Fikirlerim bulanık, vücudum titriyordu. Mezarlıktan kendimi eve nasıl attığımı, odaya nasıl kitlediğimi bilmiyorum. Üşüyordum... Delice titriyordum.
Leman'a kıyamamam onun için en ayrıcalıklı şeydi. O ise özenle kırdı, paramparça etti. Her şey güzel giderken bir anda geçmişimin kabusu hayatıma dahil oldu. Kendime gelemiyordum, Leman beni güzelce tokatlayınca kendime gelmem uzun sürmedi. Öylece onu orada bırakarak eve attım kendimi. Bana yaptıklarını misliyle ödetecektim. O zaman nasıl bir şeymiş acı anlayacaktı.

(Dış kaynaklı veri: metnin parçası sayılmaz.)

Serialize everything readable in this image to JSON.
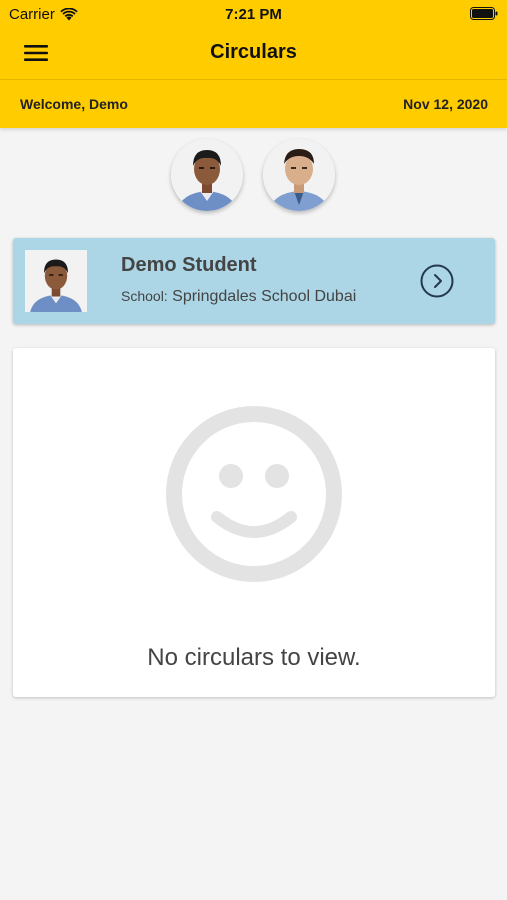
{
  "status_bar": {
    "carrier": "Carrier",
    "time": "7:21 PM"
  },
  "nav": {
    "title": "Circulars",
    "menu_icon": "hamburger-menu-icon"
  },
  "welcome": {
    "greeting": "Welcome, Demo",
    "date": "Nov 12, 2020"
  },
  "students": [
    {
      "avatar_icon": "student-photo-1"
    },
    {
      "avatar_icon": "student-photo-2"
    }
  ],
  "card": {
    "name": "Demo Student",
    "school_label": "School:",
    "school_name": "Springdales School Dubai",
    "chevron_icon": "chevron-right-circle-icon",
    "background": "#acd6e6"
  },
  "empty_state": {
    "icon": "smiley-face-icon",
    "message": "No circulars to view."
  },
  "colors": {
    "brand_yellow": "#ffcc00",
    "page_background": "#f4f4f4"
  }
}
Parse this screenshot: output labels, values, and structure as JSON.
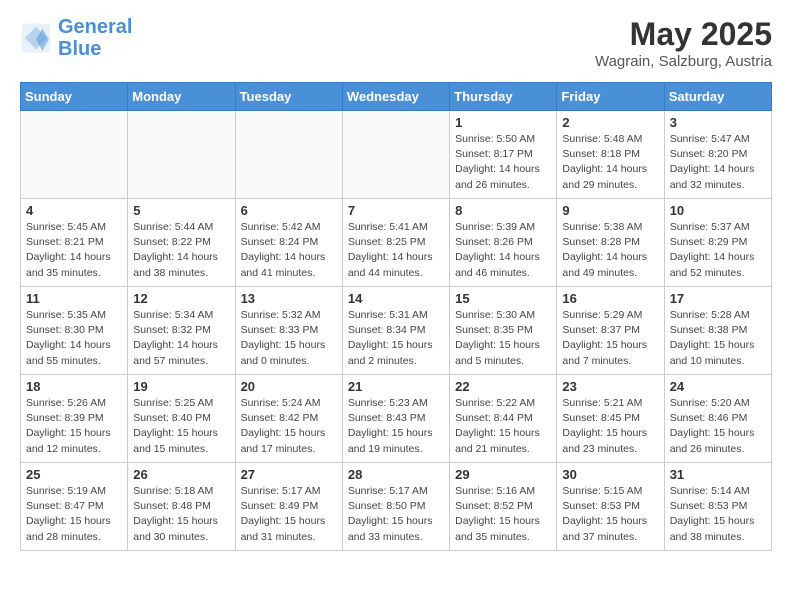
{
  "logo": {
    "line1": "General",
    "line2": "Blue"
  },
  "title": "May 2025",
  "location": "Wagrain, Salzburg, Austria",
  "weekdays": [
    "Sunday",
    "Monday",
    "Tuesday",
    "Wednesday",
    "Thursday",
    "Friday",
    "Saturday"
  ],
  "weeks": [
    [
      {
        "day": "",
        "info": ""
      },
      {
        "day": "",
        "info": ""
      },
      {
        "day": "",
        "info": ""
      },
      {
        "day": "",
        "info": ""
      },
      {
        "day": "1",
        "info": "Sunrise: 5:50 AM\nSunset: 8:17 PM\nDaylight: 14 hours\nand 26 minutes."
      },
      {
        "day": "2",
        "info": "Sunrise: 5:48 AM\nSunset: 8:18 PM\nDaylight: 14 hours\nand 29 minutes."
      },
      {
        "day": "3",
        "info": "Sunrise: 5:47 AM\nSunset: 8:20 PM\nDaylight: 14 hours\nand 32 minutes."
      }
    ],
    [
      {
        "day": "4",
        "info": "Sunrise: 5:45 AM\nSunset: 8:21 PM\nDaylight: 14 hours\nand 35 minutes."
      },
      {
        "day": "5",
        "info": "Sunrise: 5:44 AM\nSunset: 8:22 PM\nDaylight: 14 hours\nand 38 minutes."
      },
      {
        "day": "6",
        "info": "Sunrise: 5:42 AM\nSunset: 8:24 PM\nDaylight: 14 hours\nand 41 minutes."
      },
      {
        "day": "7",
        "info": "Sunrise: 5:41 AM\nSunset: 8:25 PM\nDaylight: 14 hours\nand 44 minutes."
      },
      {
        "day": "8",
        "info": "Sunrise: 5:39 AM\nSunset: 8:26 PM\nDaylight: 14 hours\nand 46 minutes."
      },
      {
        "day": "9",
        "info": "Sunrise: 5:38 AM\nSunset: 8:28 PM\nDaylight: 14 hours\nand 49 minutes."
      },
      {
        "day": "10",
        "info": "Sunrise: 5:37 AM\nSunset: 8:29 PM\nDaylight: 14 hours\nand 52 minutes."
      }
    ],
    [
      {
        "day": "11",
        "info": "Sunrise: 5:35 AM\nSunset: 8:30 PM\nDaylight: 14 hours\nand 55 minutes."
      },
      {
        "day": "12",
        "info": "Sunrise: 5:34 AM\nSunset: 8:32 PM\nDaylight: 14 hours\nand 57 minutes."
      },
      {
        "day": "13",
        "info": "Sunrise: 5:32 AM\nSunset: 8:33 PM\nDaylight: 15 hours\nand 0 minutes."
      },
      {
        "day": "14",
        "info": "Sunrise: 5:31 AM\nSunset: 8:34 PM\nDaylight: 15 hours\nand 2 minutes."
      },
      {
        "day": "15",
        "info": "Sunrise: 5:30 AM\nSunset: 8:35 PM\nDaylight: 15 hours\nand 5 minutes."
      },
      {
        "day": "16",
        "info": "Sunrise: 5:29 AM\nSunset: 8:37 PM\nDaylight: 15 hours\nand 7 minutes."
      },
      {
        "day": "17",
        "info": "Sunrise: 5:28 AM\nSunset: 8:38 PM\nDaylight: 15 hours\nand 10 minutes."
      }
    ],
    [
      {
        "day": "18",
        "info": "Sunrise: 5:26 AM\nSunset: 8:39 PM\nDaylight: 15 hours\nand 12 minutes."
      },
      {
        "day": "19",
        "info": "Sunrise: 5:25 AM\nSunset: 8:40 PM\nDaylight: 15 hours\nand 15 minutes."
      },
      {
        "day": "20",
        "info": "Sunrise: 5:24 AM\nSunset: 8:42 PM\nDaylight: 15 hours\nand 17 minutes."
      },
      {
        "day": "21",
        "info": "Sunrise: 5:23 AM\nSunset: 8:43 PM\nDaylight: 15 hours\nand 19 minutes."
      },
      {
        "day": "22",
        "info": "Sunrise: 5:22 AM\nSunset: 8:44 PM\nDaylight: 15 hours\nand 21 minutes."
      },
      {
        "day": "23",
        "info": "Sunrise: 5:21 AM\nSunset: 8:45 PM\nDaylight: 15 hours\nand 23 minutes."
      },
      {
        "day": "24",
        "info": "Sunrise: 5:20 AM\nSunset: 8:46 PM\nDaylight: 15 hours\nand 26 minutes."
      }
    ],
    [
      {
        "day": "25",
        "info": "Sunrise: 5:19 AM\nSunset: 8:47 PM\nDaylight: 15 hours\nand 28 minutes."
      },
      {
        "day": "26",
        "info": "Sunrise: 5:18 AM\nSunset: 8:48 PM\nDaylight: 15 hours\nand 30 minutes."
      },
      {
        "day": "27",
        "info": "Sunrise: 5:17 AM\nSunset: 8:49 PM\nDaylight: 15 hours\nand 31 minutes."
      },
      {
        "day": "28",
        "info": "Sunrise: 5:17 AM\nSunset: 8:50 PM\nDaylight: 15 hours\nand 33 minutes."
      },
      {
        "day": "29",
        "info": "Sunrise: 5:16 AM\nSunset: 8:52 PM\nDaylight: 15 hours\nand 35 minutes."
      },
      {
        "day": "30",
        "info": "Sunrise: 5:15 AM\nSunset: 8:53 PM\nDaylight: 15 hours\nand 37 minutes."
      },
      {
        "day": "31",
        "info": "Sunrise: 5:14 AM\nSunset: 8:53 PM\nDaylight: 15 hours\nand 38 minutes."
      }
    ]
  ]
}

Kapımın alacaklı gibi çalınmasını önemsemiyordum. Halim de yoktu gerçi. Zaman ilginç bir kavram. Seni olmak istediğinde olduğun kişi arasında sallandırıyor. Aradan yeterince zaman geçtiğinde kısa süreli aydınlanma yaşıyorsun. Ben değer verdikçe, değersizleştim. Belki de asıl sorun buydu; içimizde büyük acılar var, herkes özenle deşiyordu.
Vücudumu artık kontrol etmekte zorlanıyordum. Beynime sızmasına izin vermiştim. Kontrol artık bende değildi.

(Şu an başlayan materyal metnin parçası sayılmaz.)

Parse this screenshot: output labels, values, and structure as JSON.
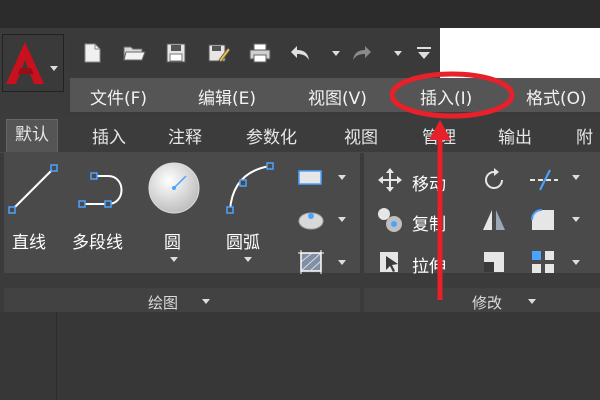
{
  "menubar": {
    "items": [
      {
        "label": "文件(F)"
      },
      {
        "label": "编辑(E)"
      },
      {
        "label": "视图(V)"
      },
      {
        "label": "插入(I)"
      },
      {
        "label": "格式(O)"
      }
    ]
  },
  "ribbon_tabs": [
    {
      "label": "默认"
    },
    {
      "label": "插入"
    },
    {
      "label": "注释"
    },
    {
      "label": "参数化"
    },
    {
      "label": "视图"
    },
    {
      "label": "管理"
    },
    {
      "label": "输出"
    },
    {
      "label": "附"
    }
  ],
  "draw_panel": {
    "title": "绘图",
    "tools": [
      {
        "label": "直线"
      },
      {
        "label": "多段线"
      },
      {
        "label": "圆"
      },
      {
        "label": "圆弧"
      }
    ]
  },
  "modify_panel": {
    "title": "修改",
    "tools": [
      {
        "label": "移动"
      },
      {
        "label": "复制"
      },
      {
        "label": "拉伸"
      }
    ]
  },
  "annotation": {
    "highlight_color": "#e8202a"
  },
  "colors": {
    "app_logo_red": "#c8101e",
    "menubar_bg": "#555555"
  }
}
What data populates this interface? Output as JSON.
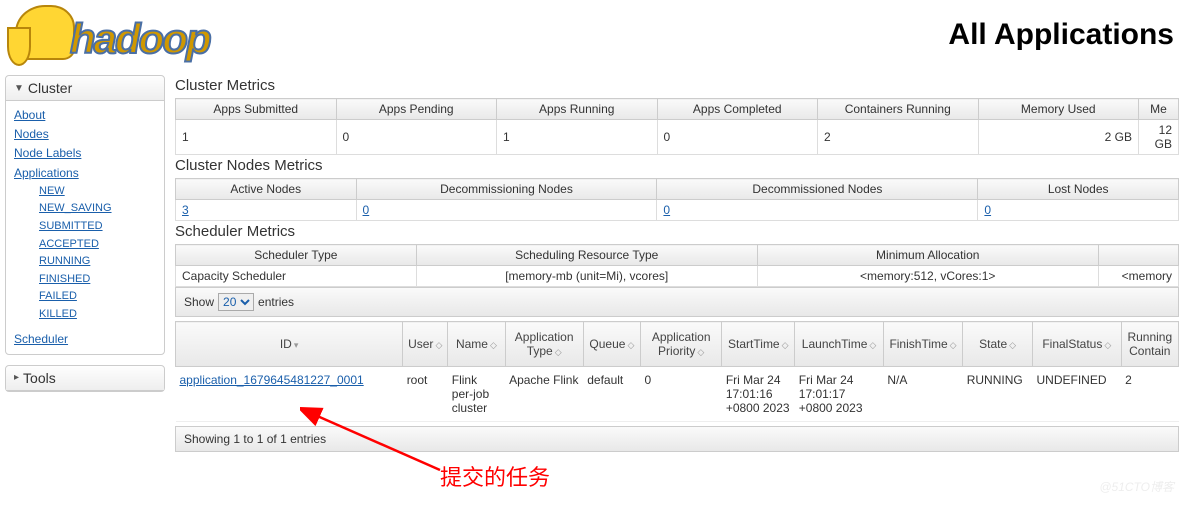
{
  "header": {
    "page_title": "All Applications",
    "logo_text": "hadoop"
  },
  "sidebar": {
    "cluster": {
      "title": "Cluster",
      "links": [
        "About",
        "Nodes",
        "Node Labels",
        "Applications"
      ],
      "app_states": [
        "NEW",
        "NEW_SAVING",
        "SUBMITTED",
        "ACCEPTED",
        "RUNNING",
        "FINISHED",
        "FAILED",
        "KILLED"
      ],
      "scheduler": "Scheduler"
    },
    "tools": {
      "title": "Tools"
    }
  },
  "cluster_metrics": {
    "title": "Cluster Metrics",
    "headers": [
      "Apps Submitted",
      "Apps Pending",
      "Apps Running",
      "Apps Completed",
      "Containers Running",
      "Memory Used",
      "Me"
    ],
    "row": [
      "1",
      "0",
      "1",
      "0",
      "2",
      "2 GB",
      "12 GB"
    ]
  },
  "node_metrics": {
    "title": "Cluster Nodes Metrics",
    "headers": [
      "Active Nodes",
      "Decommissioning Nodes",
      "Decommissioned Nodes",
      "Lost Nodes"
    ],
    "row": [
      "3",
      "0",
      "0",
      "0"
    ]
  },
  "scheduler_metrics": {
    "title": "Scheduler Metrics",
    "headers": [
      "Scheduler Type",
      "Scheduling Resource Type",
      "Minimum Allocation",
      ""
    ],
    "row": [
      "Capacity Scheduler",
      "[memory-mb (unit=Mi), vcores]",
      "<memory:512, vCores:1>",
      "<memory"
    ]
  },
  "entries": {
    "show": "Show",
    "count": "20",
    "suffix": "entries"
  },
  "apps": {
    "headers": [
      "ID",
      "User",
      "Name",
      "Application Type",
      "Queue",
      "Application Priority",
      "StartTime",
      "LaunchTime",
      "FinishTime",
      "State",
      "FinalStatus",
      "Running Contain"
    ],
    "rows": [
      {
        "id": "application_1679645481227_0001",
        "user": "root",
        "name": "Flink per-job cluster",
        "apptype": "Apache Flink",
        "queue": "default",
        "priority": "0",
        "start": "Fri Mar 24 17:01:16 +0800 2023",
        "launch": "Fri Mar 24 17:01:17 +0800 2023",
        "finish": "N/A",
        "state": "RUNNING",
        "final": "UNDEFINED",
        "containers": "2"
      }
    ]
  },
  "footer": "Showing 1 to 1 of 1 entries",
  "annotation": "提交的任务",
  "watermark": "@51CTO博客"
}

"Uğur(!) artık aç şu kapıyı."

Kapının kırılacak gibi çalınması beni yerimden dahi kıbıldatmıyordu. Deli gibi üşüyordum. Düşüncelerim, kapının önündeki sesler birbirine giriyordu. Nefesim darlanıyordu. Geçmişim gün yüzüne çıkıyor bariyerlerimi yıkıyordu. Artık geçmişimim esiriydim. Tüm bilincim zincirlerini çözmüştü.

"Alşana Leman."

Elinde ki tek oyuncağı olan ayıyı küçük kıza uzatıyor.

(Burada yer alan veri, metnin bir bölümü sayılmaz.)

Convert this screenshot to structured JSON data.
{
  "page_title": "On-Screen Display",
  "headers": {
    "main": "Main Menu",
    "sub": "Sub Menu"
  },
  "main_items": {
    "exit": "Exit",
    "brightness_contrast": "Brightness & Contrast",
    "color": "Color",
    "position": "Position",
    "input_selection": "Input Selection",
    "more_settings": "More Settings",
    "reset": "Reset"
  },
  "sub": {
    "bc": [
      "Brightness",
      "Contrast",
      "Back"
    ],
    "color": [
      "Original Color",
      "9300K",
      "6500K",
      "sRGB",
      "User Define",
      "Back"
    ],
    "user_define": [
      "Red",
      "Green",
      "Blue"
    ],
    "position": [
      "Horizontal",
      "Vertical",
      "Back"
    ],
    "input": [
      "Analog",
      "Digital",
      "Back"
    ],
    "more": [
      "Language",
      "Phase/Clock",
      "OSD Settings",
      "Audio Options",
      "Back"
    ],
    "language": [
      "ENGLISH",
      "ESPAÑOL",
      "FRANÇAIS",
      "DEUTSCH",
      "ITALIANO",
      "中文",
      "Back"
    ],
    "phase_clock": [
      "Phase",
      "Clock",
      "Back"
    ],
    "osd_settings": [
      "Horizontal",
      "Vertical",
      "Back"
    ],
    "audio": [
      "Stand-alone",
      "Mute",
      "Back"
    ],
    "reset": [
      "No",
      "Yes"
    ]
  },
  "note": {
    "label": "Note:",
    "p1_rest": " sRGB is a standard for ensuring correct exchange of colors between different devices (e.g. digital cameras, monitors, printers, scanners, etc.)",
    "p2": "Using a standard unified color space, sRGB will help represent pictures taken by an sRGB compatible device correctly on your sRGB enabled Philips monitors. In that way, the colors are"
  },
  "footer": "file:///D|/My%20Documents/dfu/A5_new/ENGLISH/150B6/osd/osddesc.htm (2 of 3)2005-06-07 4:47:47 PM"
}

"Bunu asla kaybetme tamam mı?"

Küçük kız ayıcığı eline alarak kocaman sarılıyor.

"Asla, bijim ayımız."

İki küçük çocuk sanki dünyanın sırrını paylaşmışçasına gülüyorlar. Küçük kız, oğlanın kolunu tutarken, oğlan acıyla çığlık atıyor. Kız korkuyla oğlanın kolunu sıyırıyor. Gördüğü manzara karşısında kız da ağlamaya başlıyor ve yavaşça yaralarını üflüyor.

Canım o kadar acıyordu ki, vücudumdaki yaralar kanıyordu. Gerçekle, geçmiş birbirine girmişti. Yumak olup beni yıkıyordu. Kollarıma baktığımda dövmelerimin yanındaki yara izleri gittikçe açılıyordu. Nefesimi öyle hızlı alıyordum ki ciğerlerime yetmiyordu. Elimi kaldırdığımda masamdaki kitaplarımı yere devirmiştim. Kitap sesleri kulağımı tırmalıyordu. Dengesiz hallerim ayakta durmamı zorlaştırıyordu.

"Acıyor mu?"

Küçük oğlan kafasını sağ sola sallıyor. Elleriyle gözyaşlarını siliyor küçük kızın.

"Sen üfleyince geçti."

Odaya giren Kaplan ile küçük oğlan yine aynı şeyin olacağını anlıyor. Ayağa kalkıyor. Küçük kıza buse bırakarak, giden adamı takip ediyor. Ayaklarını yere sürüyor. Hep geldiği odanın içinde ki kapalı karanlık alana gelince içeri giriyor. Kaplan kapıyı kapatıyor, karşısında Kubilay'ın gözlerine sahip çocuğa bakıyor. Sigarasını yakıyor dumanı içine çekiyor. Bir süre iğrenircesine yüzüne bakıyor.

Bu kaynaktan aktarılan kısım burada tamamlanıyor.